Question

A charge $+q$ is kept inside the cavity present in a solid conducting sphere, as shown in figure.


If the sphere is given a charge $Q$, then total charge appearing on outer surface of sphere will be:

• A. $Q-q$
• B. $Q$
• C. $-(q+Q)$
• D. $Q+q$

Answer 1

The correct option is D $Q+q$

Let us consider a spherical Gaussian surface passing through region of conductor outside cavity.


Electric field inside metal is always zero i.e $E=0$
On applying Gauss law,
$\oint \overrightarrow{E}.d\overrightarrow{A}=\frac{q_{en}}{{ϵ}_0}$
Where, $q_{en}=$ charge enclosed by the Gaussian surface.
$dA=$ Elemental Gaussian surface area
Thus, $q_{en}=0$
This is only possible when a charge $-q$ is induced at the inner surface of the cavity.
The charge $Q$ given to sphere will remain at its outermost surface and as per law of conservation of charge, +q will also appear on the outer surface of the sphere. The $+q$ charge will quickly redistribute uniformly on the surface.

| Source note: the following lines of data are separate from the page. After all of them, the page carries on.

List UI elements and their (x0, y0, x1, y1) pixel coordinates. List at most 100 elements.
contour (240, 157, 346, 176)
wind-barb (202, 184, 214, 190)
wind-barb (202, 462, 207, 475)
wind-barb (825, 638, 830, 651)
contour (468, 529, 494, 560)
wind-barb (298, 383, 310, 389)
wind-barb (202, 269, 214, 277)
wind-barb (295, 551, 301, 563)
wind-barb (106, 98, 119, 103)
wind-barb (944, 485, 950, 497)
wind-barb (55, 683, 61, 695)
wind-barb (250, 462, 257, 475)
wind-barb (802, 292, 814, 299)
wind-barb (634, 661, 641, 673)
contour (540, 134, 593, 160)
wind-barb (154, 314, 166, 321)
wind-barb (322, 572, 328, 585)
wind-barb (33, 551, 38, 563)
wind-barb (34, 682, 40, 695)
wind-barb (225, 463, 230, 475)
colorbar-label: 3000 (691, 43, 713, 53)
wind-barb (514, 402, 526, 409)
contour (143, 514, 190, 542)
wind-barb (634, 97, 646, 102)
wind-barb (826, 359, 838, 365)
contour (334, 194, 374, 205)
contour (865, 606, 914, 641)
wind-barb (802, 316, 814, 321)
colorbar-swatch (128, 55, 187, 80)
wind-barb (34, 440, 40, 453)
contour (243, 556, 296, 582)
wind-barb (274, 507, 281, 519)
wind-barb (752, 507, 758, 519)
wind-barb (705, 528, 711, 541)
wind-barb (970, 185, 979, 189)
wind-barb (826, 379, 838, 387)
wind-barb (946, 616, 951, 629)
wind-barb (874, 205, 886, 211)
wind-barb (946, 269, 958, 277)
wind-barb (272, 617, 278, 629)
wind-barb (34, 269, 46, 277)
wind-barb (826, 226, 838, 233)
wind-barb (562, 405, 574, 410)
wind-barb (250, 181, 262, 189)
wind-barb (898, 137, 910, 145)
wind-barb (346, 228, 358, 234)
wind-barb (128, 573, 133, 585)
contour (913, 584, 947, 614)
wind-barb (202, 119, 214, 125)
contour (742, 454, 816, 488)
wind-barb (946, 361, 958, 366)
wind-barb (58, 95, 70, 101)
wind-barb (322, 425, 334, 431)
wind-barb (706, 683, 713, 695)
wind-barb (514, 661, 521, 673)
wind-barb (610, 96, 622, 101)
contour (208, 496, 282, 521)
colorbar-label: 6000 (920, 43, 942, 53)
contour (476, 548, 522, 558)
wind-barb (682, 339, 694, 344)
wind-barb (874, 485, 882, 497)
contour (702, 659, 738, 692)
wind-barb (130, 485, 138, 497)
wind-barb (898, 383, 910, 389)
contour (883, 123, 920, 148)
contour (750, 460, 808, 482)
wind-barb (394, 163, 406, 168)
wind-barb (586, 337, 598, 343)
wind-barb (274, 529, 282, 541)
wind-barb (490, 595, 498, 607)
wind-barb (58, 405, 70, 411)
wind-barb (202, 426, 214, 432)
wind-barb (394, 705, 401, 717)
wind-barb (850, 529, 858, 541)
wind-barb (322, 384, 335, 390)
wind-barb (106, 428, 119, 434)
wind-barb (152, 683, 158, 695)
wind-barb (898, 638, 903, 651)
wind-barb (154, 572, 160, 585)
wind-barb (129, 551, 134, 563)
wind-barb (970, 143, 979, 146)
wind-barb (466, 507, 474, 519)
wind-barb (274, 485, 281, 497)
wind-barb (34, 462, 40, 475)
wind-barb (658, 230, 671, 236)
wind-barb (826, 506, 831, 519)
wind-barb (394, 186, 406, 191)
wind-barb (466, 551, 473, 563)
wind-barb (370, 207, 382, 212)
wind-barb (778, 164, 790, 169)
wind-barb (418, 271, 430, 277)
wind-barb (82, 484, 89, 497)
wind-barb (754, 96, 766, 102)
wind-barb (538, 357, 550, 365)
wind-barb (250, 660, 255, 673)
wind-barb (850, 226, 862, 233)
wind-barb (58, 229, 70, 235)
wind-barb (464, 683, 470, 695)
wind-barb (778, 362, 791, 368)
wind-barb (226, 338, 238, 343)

$\therefore$ Total charge appearing at outer surface $=Q+q$
Hence, option (d) is correct.

$\begin{array}{c}\text{Why this question}?\\ \text{Note: The electric field exists inside a cavity present in conductor}\\ \text{if a charge is placed there. It is in accordance of}\\ \text{Gauss's law}(q_{en}\ne 0,E\ne 0)\end{array}$